The purpose of having the Oroville High School teachers attend CONTACT XV was three-fold: 1) to participate in a Cultures of the Imagination exercise; 2) to determine whether the Cultures of the Imagination exercise might be adaptable to high school students; and 3) to assess the potential for developing an appropriate curriculum should this be desirable.

The teachers actively participated in numerous activities during the three-day conference. They listened to and watched presentations by various experts in anthropology, astrobiology, nanotechnology applications, geology, miniaturization and science fiction. Each OHS faculty member was engaged as a team member in one of the two Cultures of the Imagination teams. In addition, formal and informal discussions were an integral part of the conference.

General Critique

To a person, the Oroville High School teachers felt CONTACT XV, their first attendance ever, was the best conference they had ever attended. There was much anxiety prevalent at the beginning of the conference. Part of this came from their principal, Larry Payne, telling them this would be a great conference. The other portion of their anxiety came from the lack of a clear explanation and understanding of what was expected of them.

It should be clearly understood that most teachers, who have been in education for several years, can predict and come to expect certain outcomes based upon the title, or sponsor, of the conference. The CONTACT conference was something new, different and unpredicatable for the teachers. Being involved with NASA and CONTACT for the first time was exciting and a cause for wonder. The teachers felt that not having much in the way of background information hampered them initially.

The Oroville High School teachers believe that the Cultures of the Imagination activity could be developed into a unique, challenging and creative curriculum. It is their belief that high school students would enjoy the integrated nature of Coti as well as became more literate about the future. A time and place should be scheduled, a plan developed to address curriculum design, resources gathered, and individuals selected to put together a high school curriculum.

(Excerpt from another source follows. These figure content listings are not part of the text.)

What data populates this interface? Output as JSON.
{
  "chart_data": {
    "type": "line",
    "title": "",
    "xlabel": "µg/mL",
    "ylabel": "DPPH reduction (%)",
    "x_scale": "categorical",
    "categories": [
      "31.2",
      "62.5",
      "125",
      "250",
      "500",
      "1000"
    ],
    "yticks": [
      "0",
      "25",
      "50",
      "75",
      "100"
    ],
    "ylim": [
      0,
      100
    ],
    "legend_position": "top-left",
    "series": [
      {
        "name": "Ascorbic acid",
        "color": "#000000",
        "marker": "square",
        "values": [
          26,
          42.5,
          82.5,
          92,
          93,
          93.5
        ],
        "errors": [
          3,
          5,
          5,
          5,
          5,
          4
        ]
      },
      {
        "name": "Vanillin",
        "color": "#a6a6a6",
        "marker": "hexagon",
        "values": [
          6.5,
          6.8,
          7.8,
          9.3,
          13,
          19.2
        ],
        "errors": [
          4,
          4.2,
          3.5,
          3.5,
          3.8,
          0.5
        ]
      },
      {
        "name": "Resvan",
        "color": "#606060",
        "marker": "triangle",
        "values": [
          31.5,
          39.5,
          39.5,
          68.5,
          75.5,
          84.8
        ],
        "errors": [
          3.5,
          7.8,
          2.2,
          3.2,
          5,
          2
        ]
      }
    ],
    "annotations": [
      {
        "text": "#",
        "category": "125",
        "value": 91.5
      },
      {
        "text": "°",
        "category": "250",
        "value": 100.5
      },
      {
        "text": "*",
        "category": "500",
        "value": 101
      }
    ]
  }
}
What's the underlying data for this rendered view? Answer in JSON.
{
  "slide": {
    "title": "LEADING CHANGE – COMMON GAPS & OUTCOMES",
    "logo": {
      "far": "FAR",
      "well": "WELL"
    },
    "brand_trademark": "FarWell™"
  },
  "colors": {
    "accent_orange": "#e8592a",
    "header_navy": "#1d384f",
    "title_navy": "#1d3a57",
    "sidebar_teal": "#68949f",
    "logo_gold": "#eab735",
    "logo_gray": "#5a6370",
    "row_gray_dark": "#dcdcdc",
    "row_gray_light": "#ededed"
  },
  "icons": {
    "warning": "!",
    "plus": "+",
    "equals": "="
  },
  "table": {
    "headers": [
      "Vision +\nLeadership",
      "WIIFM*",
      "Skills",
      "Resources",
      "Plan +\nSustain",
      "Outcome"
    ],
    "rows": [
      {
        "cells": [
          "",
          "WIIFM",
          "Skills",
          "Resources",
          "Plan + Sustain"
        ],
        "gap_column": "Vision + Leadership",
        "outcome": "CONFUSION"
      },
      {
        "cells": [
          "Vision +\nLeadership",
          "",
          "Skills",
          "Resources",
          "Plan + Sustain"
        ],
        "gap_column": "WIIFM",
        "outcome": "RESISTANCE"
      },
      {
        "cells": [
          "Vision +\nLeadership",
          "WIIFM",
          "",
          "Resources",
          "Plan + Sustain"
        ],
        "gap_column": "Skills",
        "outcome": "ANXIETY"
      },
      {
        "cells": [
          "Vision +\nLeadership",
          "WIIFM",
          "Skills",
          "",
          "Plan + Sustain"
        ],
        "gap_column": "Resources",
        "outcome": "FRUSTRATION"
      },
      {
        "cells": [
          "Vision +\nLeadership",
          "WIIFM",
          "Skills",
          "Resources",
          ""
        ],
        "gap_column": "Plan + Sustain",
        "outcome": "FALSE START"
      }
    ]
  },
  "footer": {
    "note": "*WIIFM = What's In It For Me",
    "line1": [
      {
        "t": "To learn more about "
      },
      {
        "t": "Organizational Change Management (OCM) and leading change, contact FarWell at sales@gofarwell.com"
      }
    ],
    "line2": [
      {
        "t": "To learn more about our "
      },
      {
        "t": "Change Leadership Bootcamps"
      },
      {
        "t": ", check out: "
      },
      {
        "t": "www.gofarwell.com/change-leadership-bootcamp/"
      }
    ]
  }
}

The team of teachers from Oroville High School met and discussed the CONTACT XV Conference following their return home. The purpose of this critique was to identify what they felt worked well and what didn't. It is the intent of the OHS staff to provide guidance for conference organizers in their proposed expansion of Coti to high school teachers. Their critique included the following:

  • Background reading materials should be provided ahead of time. These materials need to be succinct and readable by individuals not familiar with professional areas related to space scienceented by additional research data, could be made available to team participants for reference.

  • OHS teachers believe that, besides the tremendous resource base NASA Ames can provide to teachers, consideration should be given to providing Coti-related workshops, conferences, tours and special events for teachers. Also, opportunities for students to become more familiar with the real world work of scientists and others could easily be done. This would include job shadowing experiences and conferences for -students who participate in Coti-Hi. Basically, involvement with NASA Ames should be used as reinforcement for participants.

  • Every effort should be made to utilize the Oroville High School teachers in developing a cross-discipline curriculum which uses Cultures of the Imagination as its focus. This team could also become trainers who could hold workshops at educator conferences, other high schools and future CONTACT conferences.

This paper summarizes the positive experiences of Oroville High School teachers who participated in CONTACT XV: Cultures Of The Imagination. Suggestions for improvement of CONTACT to encourage future participation by more educators have been presented. I hope this critique will be used to guide a cooperative effort between CONTACT, NASA Ames and Oroville High School.